The first quarter was bureaucratic and rhetorical. The debate began with the January 20 announcement that the administration’s implementation of Obamacare would require Catholic institutions and individual Catholic employers to provide “preventive health services” (including contraceptives, sterilization, and abortifacient drugs) that the Church rejects as gravely immoral. It was a clumsy attempt at coercing consciences, and it drew widespread condemnation across the spectrum of Catholic opinion.
The debate intensified after the administration announced, on February 10, a future “accommodation” of Catholic concerns; but the proposed “accommodation” was an accounting shell game that would change absolutely nothing in either the moral or the legal structure of the issue. Showing a remarkable degree of unanimity, the Administrative Committee of the United States Conference of Catholic Bishops rejected the “accommodation” at its March meeting and insisted that the issue at stake was not birth control, but religious freedom: The federal government was trying to compel the Church and individual Catholic believers to do something the Church’s settled teaching considers immoral. That same point was underscored a month later by the bishops’ Ad Hoc Committee on Religious Liberty in its Easter-week statement, “Our First, Most Cherished Liberty.”
Throughout the first quarter of this deadly serious game, the administration did not move a millimeter, the claims of its flacks and some of its Catholic apologists notwithstanding. The “contraceptive mandate” (which, remember, is also a sterilization and abortifacient mandate) is now law, without any “accommodation.” The administration continues to insist on provision of the services in question; it continues to define a “religious exemption” that is so stringent that it is not clear whether any Catholic entity (or Orthodox Jewish entity, or Mormon entity) would qualify; its narrow definition of “religious ministry” puts the Church in legal and financial peril for serving people who are not Catholics, which is another requirement of the Catholic conscience.
But the debate is not only about religious institutions; it is about the rights of conscience of employers (Catholic or otherwise) whose convictions require them not to include contraceptives, abortifacient drugs, and sterilizations in the health-insurance coverage they provide their employees. These men and women, like the numerous Catholic entities (including dioceses and educational institutions) that are self-insuring, are all put in grave legal and moral peril by the administration’s intransigent determination to impose its concept of “reproductive health” on the entirety of American society — and to force those who oppose that concept to provide the very means by which the concept is imposed.

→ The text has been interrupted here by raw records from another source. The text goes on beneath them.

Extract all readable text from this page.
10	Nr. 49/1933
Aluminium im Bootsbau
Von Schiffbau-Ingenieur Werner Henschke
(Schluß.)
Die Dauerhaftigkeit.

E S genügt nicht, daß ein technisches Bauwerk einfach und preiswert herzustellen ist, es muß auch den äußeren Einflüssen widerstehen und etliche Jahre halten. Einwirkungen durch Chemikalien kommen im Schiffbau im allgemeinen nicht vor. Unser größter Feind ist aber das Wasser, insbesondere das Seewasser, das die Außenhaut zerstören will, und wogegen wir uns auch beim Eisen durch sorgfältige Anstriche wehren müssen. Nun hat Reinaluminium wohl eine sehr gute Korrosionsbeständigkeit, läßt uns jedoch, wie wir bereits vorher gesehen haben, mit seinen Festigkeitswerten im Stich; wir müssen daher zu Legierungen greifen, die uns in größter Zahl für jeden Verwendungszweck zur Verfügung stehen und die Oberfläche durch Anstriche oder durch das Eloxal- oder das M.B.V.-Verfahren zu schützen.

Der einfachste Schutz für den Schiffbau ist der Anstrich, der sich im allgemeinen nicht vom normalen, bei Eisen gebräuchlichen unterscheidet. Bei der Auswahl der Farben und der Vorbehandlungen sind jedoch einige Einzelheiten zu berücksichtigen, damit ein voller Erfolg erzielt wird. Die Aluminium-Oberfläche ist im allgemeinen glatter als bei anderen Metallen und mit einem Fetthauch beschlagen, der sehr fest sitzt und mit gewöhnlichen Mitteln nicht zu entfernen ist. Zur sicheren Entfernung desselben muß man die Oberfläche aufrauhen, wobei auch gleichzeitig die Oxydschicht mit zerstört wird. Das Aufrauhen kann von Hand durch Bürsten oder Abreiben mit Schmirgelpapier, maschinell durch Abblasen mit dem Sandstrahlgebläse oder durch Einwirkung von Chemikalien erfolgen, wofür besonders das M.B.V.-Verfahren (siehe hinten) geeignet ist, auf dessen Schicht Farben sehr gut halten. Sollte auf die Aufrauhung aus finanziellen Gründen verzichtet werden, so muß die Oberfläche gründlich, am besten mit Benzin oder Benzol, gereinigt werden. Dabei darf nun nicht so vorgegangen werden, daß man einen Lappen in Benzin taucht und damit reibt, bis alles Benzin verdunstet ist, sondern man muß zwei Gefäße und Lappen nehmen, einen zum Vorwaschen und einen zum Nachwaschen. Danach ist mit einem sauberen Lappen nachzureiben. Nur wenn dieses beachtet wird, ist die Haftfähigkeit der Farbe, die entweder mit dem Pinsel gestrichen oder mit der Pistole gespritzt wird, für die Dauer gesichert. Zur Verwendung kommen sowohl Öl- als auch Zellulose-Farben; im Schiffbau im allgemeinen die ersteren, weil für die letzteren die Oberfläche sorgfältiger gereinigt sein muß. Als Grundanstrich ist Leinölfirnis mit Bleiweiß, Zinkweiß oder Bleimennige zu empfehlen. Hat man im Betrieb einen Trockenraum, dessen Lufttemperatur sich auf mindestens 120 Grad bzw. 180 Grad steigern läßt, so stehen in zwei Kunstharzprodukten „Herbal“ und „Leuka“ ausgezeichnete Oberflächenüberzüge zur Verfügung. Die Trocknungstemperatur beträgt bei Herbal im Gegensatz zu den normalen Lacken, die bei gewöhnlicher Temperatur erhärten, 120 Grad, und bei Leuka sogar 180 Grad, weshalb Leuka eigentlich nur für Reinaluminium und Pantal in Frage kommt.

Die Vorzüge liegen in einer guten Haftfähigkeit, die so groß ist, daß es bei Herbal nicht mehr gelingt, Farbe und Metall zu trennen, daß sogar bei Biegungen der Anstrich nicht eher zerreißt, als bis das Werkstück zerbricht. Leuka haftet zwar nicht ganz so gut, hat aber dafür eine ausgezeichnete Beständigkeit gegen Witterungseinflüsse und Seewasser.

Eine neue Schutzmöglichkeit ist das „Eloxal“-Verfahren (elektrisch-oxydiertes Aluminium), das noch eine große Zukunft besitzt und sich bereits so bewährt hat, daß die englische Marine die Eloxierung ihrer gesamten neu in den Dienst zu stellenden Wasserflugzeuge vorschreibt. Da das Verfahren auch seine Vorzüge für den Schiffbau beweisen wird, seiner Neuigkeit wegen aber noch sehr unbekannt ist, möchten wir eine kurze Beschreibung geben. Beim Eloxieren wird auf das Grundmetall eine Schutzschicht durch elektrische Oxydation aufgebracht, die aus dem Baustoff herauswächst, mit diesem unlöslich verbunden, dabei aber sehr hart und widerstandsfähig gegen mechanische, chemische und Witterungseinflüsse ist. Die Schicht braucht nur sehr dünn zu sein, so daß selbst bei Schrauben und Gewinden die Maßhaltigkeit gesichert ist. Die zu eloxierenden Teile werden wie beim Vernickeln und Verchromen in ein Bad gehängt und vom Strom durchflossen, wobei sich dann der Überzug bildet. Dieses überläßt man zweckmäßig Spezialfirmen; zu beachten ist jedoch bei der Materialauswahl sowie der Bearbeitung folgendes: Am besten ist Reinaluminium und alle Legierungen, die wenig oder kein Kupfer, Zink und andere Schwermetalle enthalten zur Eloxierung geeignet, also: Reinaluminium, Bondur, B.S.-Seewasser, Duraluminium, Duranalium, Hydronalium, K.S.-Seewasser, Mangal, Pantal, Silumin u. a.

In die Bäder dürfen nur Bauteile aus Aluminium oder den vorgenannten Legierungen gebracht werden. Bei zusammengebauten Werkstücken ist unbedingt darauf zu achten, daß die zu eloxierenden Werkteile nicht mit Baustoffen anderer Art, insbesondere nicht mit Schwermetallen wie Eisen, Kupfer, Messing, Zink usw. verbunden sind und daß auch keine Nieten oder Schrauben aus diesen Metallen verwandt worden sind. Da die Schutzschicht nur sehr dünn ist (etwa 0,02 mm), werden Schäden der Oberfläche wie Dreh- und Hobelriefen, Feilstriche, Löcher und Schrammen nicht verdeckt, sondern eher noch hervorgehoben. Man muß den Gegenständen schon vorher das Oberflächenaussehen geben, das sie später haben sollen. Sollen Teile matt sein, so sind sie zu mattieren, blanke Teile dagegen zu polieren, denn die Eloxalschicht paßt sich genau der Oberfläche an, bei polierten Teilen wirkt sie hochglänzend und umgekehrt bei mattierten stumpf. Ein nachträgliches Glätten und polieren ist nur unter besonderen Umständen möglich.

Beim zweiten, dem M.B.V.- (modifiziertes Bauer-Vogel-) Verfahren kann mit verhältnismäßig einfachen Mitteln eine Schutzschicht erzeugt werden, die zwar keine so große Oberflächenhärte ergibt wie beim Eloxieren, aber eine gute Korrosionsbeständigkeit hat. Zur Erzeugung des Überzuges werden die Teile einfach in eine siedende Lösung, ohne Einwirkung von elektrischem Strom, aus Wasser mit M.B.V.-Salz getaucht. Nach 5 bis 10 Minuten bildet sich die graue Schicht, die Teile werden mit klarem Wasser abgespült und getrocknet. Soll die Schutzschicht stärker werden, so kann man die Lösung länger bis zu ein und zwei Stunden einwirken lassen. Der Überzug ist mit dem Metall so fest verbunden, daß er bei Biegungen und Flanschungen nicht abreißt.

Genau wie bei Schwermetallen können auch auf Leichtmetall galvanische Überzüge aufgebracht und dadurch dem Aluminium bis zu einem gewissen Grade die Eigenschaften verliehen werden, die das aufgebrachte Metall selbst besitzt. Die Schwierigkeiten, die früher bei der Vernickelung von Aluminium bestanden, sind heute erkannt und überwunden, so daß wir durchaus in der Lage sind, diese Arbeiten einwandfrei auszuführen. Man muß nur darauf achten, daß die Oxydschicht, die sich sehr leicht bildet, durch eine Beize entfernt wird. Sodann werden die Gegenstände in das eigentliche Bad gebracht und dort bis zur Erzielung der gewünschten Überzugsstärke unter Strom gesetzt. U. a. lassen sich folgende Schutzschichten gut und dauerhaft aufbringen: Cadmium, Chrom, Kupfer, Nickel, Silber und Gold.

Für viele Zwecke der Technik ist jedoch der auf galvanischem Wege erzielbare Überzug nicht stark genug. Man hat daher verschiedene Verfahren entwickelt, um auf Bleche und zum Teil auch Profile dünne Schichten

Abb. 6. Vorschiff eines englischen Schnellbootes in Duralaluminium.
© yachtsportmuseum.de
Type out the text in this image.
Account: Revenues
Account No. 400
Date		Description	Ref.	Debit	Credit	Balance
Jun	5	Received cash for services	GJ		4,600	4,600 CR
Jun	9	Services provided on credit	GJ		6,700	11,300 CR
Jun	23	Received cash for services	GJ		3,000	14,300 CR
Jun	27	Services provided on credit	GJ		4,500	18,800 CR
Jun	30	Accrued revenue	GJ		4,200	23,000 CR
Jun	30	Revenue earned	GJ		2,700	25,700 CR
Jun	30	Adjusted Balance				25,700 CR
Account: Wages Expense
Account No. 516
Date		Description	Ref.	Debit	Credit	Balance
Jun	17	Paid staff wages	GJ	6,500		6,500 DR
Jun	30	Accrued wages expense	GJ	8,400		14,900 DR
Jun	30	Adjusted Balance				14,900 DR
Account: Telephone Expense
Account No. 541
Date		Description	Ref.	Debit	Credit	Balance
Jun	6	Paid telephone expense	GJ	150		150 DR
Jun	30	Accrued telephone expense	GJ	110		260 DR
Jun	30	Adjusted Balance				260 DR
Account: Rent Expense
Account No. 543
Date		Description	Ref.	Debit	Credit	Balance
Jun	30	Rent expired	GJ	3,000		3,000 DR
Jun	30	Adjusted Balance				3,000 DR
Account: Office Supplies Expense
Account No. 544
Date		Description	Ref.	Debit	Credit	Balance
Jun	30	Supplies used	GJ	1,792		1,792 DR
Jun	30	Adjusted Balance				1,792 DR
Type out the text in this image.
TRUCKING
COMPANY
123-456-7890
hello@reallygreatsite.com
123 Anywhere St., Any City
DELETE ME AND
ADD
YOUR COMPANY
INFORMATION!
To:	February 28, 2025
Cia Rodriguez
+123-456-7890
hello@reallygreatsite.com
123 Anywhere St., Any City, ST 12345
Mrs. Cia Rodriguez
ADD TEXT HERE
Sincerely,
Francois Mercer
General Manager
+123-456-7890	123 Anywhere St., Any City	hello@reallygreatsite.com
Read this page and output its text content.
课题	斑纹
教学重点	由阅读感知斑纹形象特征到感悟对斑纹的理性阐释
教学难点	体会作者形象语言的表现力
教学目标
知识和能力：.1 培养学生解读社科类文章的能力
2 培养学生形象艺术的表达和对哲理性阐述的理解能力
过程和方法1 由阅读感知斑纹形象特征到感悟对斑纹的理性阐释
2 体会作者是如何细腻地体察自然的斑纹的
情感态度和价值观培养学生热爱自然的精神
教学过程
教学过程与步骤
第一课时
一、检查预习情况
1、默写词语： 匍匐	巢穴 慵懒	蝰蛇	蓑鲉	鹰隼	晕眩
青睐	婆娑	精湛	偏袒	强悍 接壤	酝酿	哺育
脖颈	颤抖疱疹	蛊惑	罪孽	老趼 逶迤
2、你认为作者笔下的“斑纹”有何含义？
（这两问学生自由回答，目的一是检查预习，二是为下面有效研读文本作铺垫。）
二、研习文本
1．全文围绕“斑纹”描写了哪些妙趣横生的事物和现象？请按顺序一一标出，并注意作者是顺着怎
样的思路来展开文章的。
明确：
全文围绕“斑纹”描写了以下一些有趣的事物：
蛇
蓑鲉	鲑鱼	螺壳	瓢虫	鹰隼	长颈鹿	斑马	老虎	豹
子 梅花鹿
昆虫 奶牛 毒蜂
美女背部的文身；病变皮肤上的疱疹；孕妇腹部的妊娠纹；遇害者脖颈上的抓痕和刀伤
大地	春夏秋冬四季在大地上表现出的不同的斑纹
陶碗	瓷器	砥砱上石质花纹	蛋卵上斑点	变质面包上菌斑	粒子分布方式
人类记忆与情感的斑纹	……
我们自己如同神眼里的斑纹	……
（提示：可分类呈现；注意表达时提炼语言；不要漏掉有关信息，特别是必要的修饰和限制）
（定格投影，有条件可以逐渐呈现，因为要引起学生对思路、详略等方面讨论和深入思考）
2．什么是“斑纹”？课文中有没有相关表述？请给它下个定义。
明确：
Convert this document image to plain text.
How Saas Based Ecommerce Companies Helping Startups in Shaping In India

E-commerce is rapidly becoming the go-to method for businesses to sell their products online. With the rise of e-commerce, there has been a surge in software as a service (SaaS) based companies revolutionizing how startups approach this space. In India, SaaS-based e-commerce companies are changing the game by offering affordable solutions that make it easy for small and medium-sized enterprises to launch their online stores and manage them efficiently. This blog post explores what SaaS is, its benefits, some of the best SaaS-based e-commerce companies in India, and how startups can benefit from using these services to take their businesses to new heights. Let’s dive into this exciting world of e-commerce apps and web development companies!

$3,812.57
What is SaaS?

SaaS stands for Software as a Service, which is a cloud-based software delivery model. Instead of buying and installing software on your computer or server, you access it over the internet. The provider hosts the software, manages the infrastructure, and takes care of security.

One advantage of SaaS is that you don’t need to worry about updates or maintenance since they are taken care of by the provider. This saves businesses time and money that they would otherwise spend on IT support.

Now comes the game’s second quarter, which will be legal, as the battle for religious freedom moves into the federal courts. A dozen lawsuits challenging the administration’s mandate are being filed today on behalf of more than 40 plaintiffs: Catholic dioceses, including the archdioceses of New York and Washington; Catholic social-service and health-care agencies; Catholic educational institutions, including the Catholic University of America, the Franciscan University of Steubenville, and the University of Notre Dame; and Catholic publications. These suits, in addition to those already filed by the Becket Fund for Religious Liberty and the Alliance Defense Fund on behalf of other religious litigants, ought to help clarify several sometimes-confused points in the months ahead.
• This is not an argument about birth control, nor is it part of some “War on Women” waged by misogynistic clerics and their political allies from the fever swamps of the Right. The mandate is being legally challenged, in twelve different federal district courts, on the grounds that it violates the provisions of the Religious Freedom Restoration Act and the First Amendment’s guarantee of the free exercise of religion. If those legal protections mean anything, they must mean that neither religious institutions nor individuals can be compelled to provide “services” that are readily available through means other than coercing religiously informed consciences. Contraceptives are more readily available in the United States in 2012 than either cigarettes or beer. There is no compelling public need to dragoon institutions and individuals who conscientiously object to providing them into doing so — with the threat of ruinous financial penalties if they do not.